One type of ADT, orchiectomy, showed the greatest impact on the risk of colorectal cancer, whereas GnRH treatment had a more modest affect.  The Journal of the National Cancer Institute has published an article concerning the study stating that those who participated in the study had a 30% to 40% increased risk of colorectal cancer.  Further, the risk increased with the duration of the treatment, no matter the type of ADT the patients received.

“The study results have important implications for men with prostate cancer who are receiving or contemplating initiation of androgen deprivation therapy,” Silke Gillessen, MD, of the University of Michigan in Ann Arbor, and co-authors wrote in the discussion of their findings.

“Despite a moderate relative risk for colorectal cancer, the impact may nevertheless be large, given that hundreds of thousands of men are on androgen deprivation therapy for prostate cancer.”

The findings of this new study may prove to be incredibly significant, especially when the results are extended to the broader issue of androgen deficiency, which affects an estimated 2.4 million men in the U.S. at an annual rate of 500,000.

The interest in the link between colorectal cancer and ADT began with the discovery of monozygotic twins who developed colon cancers following ADT for prostate cancer.  The investigators decided to observe a larger patient base in order to decide whether or not the discovery had broader implications.  Gillessen and co-authors searched the Medicare-linked Surveillance, Epidemiology, and End Results database for men who had newly diagnosed prostate cancer from 1993 through 2002.

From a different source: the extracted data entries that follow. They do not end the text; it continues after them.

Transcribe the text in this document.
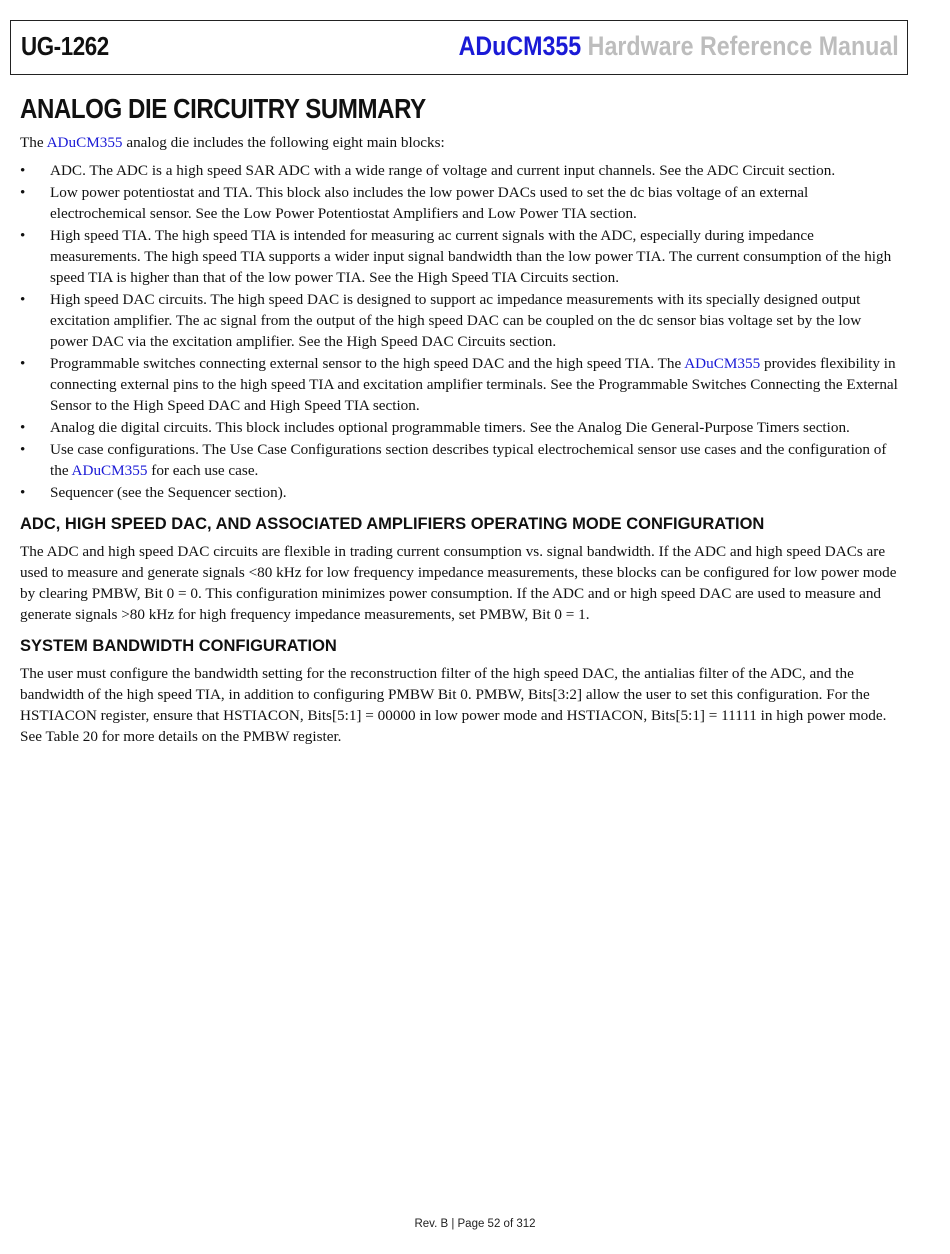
UG-1262	ADuCM355 Hardware Reference Manual
ANALOG DIE CIRCUITRY SUMMARY

The ADuCM355 analog die includes the following eight main blocks:

• ADC. The ADC is a high speed SAR ADC with a wide range of voltage and current input channels. See the ADC Circuit section.
• Low power potentiostat and TIA. This block also includes the low power DACs used to set the dc bias voltage of an external electrochemical sensor. See the Low Power Potentiostat Amplifiers and Low Power TIA section.
• High speed TIA. The high speed TIA is intended for measuring ac current signals with the ADC, especially during impedance measurements. The high speed TIA supports a wider input signal bandwidth than the low power TIA. The current consumption of the high speed TIA is higher than that of the low power TIA. See the High Speed TIA Circuits section.
• High speed DAC circuits. The high speed DAC is designed to support ac impedance measurements with its specially designed output excitation amplifier. The ac signal from the output of the high speed DAC can be coupled on the dc sensor bias voltage set by the low power DAC via the excitation amplifier. See the High Speed DAC Circuits section.
• Programmable switches connecting external sensor to the high speed DAC and the high speed TIA. The ADuCM355 provides flexibility in connecting external pins to the high speed TIA and excitation amplifier terminals. See the Programmable Switches Connecting the External Sensor to the High Speed DAC and High Speed TIA section.
• Analog die digital circuits. This block includes optional programmable timers. See the Analog Die General-Purpose Timers section.
• Use case configurations. The Use Case Configurations section describes typical electrochemical sensor use cases and the configuration of the ADuCM355 for each use case.
• Sequencer (see the Sequencer section).
ADC, HIGH SPEED DAC, AND ASSOCIATED AMPLIFIERS OPERATING MODE CONFIGURATION

The ADC and high speed DAC circuits are flexible in trading current consumption vs. signal bandwidth. If the ADC and high speed DACs are used to measure and generate signals <80 kHz for low frequency impedance measurements, these blocks can be configured for low power mode by clearing PMBW, Bit 0 = 0. This configuration minimizes power consumption. If the ADC and or high speed DAC are used to measure and generate signals >80 kHz for high frequency impedance measurements, set PMBW, Bit 0 = 1.

SYSTEM BANDWIDTH CONFIGURATION

The user must configure the bandwidth setting for the reconstruction filter of the high speed DAC, the antialias filter of the ADC, and the bandwidth of the high speed TIA, in addition to configuring PMBW Bit 0. PMBW, Bits[3:2] allow the user to set this configuration. For the HSTIACON register, ensure that HSTIACON, Bits[5:1] = 00000 in low power mode and HSTIACON, Bits[5:1] = 11111 in high power mode. See Table 20 for more details on the PMBW register.

Rev. B | Page 52 of 312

After limiting the search to men ages 67 and older at diagnosis, the authors identified 107,859 men who had follow-up through 2004.  Of those, 55,901 received ADT during the study period, including 50,097 treated with GnRH agonists and 5,804 patients who underwent orchiectomy.

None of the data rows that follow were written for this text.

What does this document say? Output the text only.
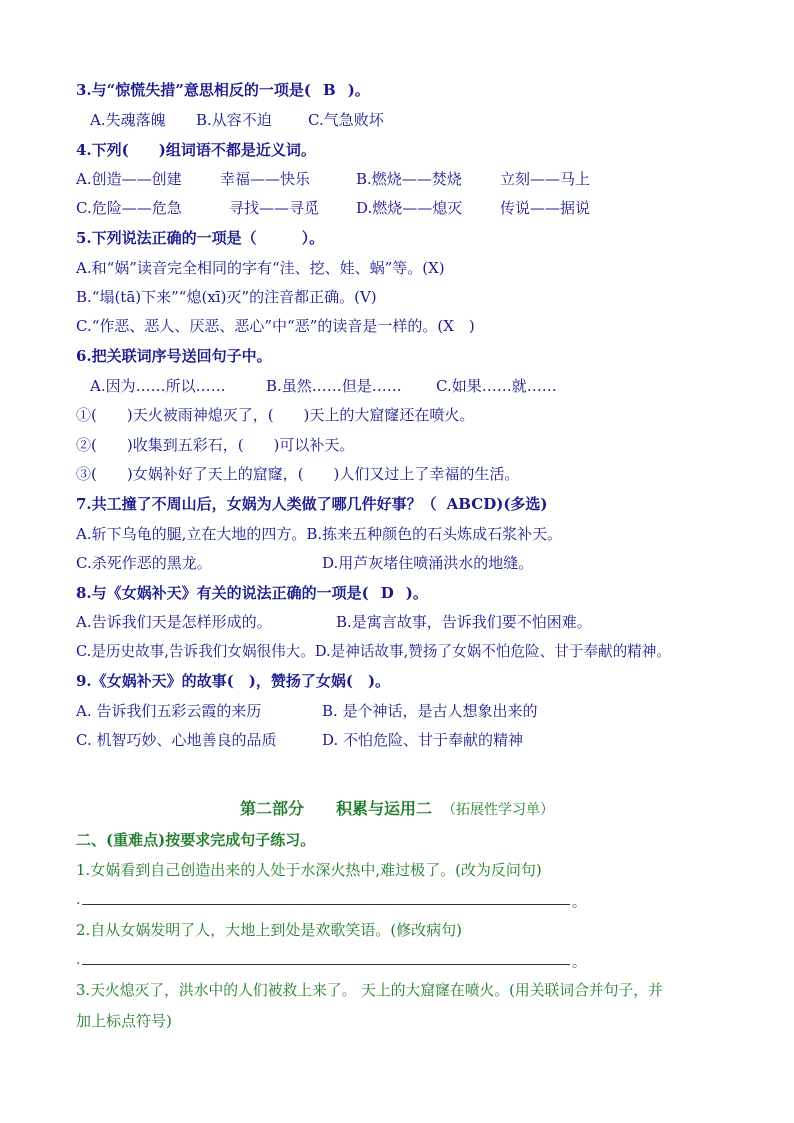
3.与“惊慌失措”意思相反的一项是( B )。
A.失魂落魄 B.从容不迫 C.气急败坏
4.下列(　　)组词语不都是近义词。
A.创造——创建	幸福——快乐	B.燃烧——焚烧	立刻——马上
C.危险——危急	寻找——寻觅 D.燃烧——熄灭	传说——据说
5.下列说法正确的一项是（　　　）。
A.和“娲”读音完全相同的字有“洼、挖、娃、蜗”等。(X)
B.“塌(tā)下来”“熄(xī)灭”的注音都正确。(V)
C.“作恶、恶人、厌恶、恶心”中“恶”的读音是一样的。(X　)
6.把关联词序号送回句子中。
A.因为……所以……	B.虽然……但是…… C.如果……就……
①(　　)天火被雨神熄灭了，(　　)天上的大窟窿还在喷火。
②(　　)收集到五彩石，(　　)可以补天。
③(　　)女娲补好了天上的窟窿，(　　)人们又过上了幸福的生活。
7.共工撞了不周山后，女娲为人类做了哪几件好事？（ ABCD)(多选)
A.斩下乌龟的腿,立在大地的四方。B.拣来五种颜色的石头炼成石浆补天。
C.杀死作恶的黑龙。	D.用芦灰堵住喷涌洪水的地缝。
8.与《女娲补天》有关的说法正确的一项是( D )。
A.告诉我们天是怎样形成的。	B.是寓言故事，告诉我们要不怕困难。
C.是历史故事,告诉我们女娲很伟大。D.是神话故事,赞扬了女娲不怕危险、甘于奉献的精神。
9.《女娲补天》的故事(　)，赞扬了女娲(　)。
A. 告诉我们五彩云霞的来历	B. 是个神话，是古人想象出来的
C. 机智巧妙、心地善良的品质	D. 不怕危险、甘于奉献的精神
第二部分　　积累与运用二 （拓展性学习单）
二、(重难点)按要求完成句子练习。
1.女娲看到自己创造出来的人处于水深火热中,难过极了。(改为反问句)
.	。
2.自从女娲发明了人，大地上到处是欢歌笑语。(修改病句)
.	。
3.天火熄灭了，洪水中的人们被救上来了。 天上的大窟窿在喷火。(用关联词合并句子，并
加上标点符号)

Prostate cancer patients who did not receive ADT had an unadjusted colorectal cancer rate of 3.7 cancers per 1,000 person-years.

With GnRH therapy, the rate increased to 4.4 cancers per 1,000 person-years, and then to 6.3 cases per 1,000 person-years among the men who underwent surgical castration.

“This pattern was generally consistent within strata of patient and prostate cancer characteristics,” the authors noted.

Examination of colorectal cancer risk as a function of ADT duration showed a gradient of increasing risk as the duration of ADT increased.  For those who received ADT therapy for 24 months or less, the risk was less when compared to those who received the therapy for 25 months or greater.

According to the authors, “This study provides strong evidence to link androgen deprivation therapy in the setting of prostate cancer to an increased risk of colorectal cancer.”  They added, “There was also a statistically significant dose-response effect, with a higher risk of colorectal cancer with an increasing duration of androgen deprivation, providing support that the observed association between androgen deprivation and colorectal cancer by may causal.”

The findings of this recent study are important to consider when deciding if ADT is an appropriate therapy for prostate cancer for many patients.  All physicians must weigh the benefits versus costs of any therapy for their patients, and results like these cannot be ignored.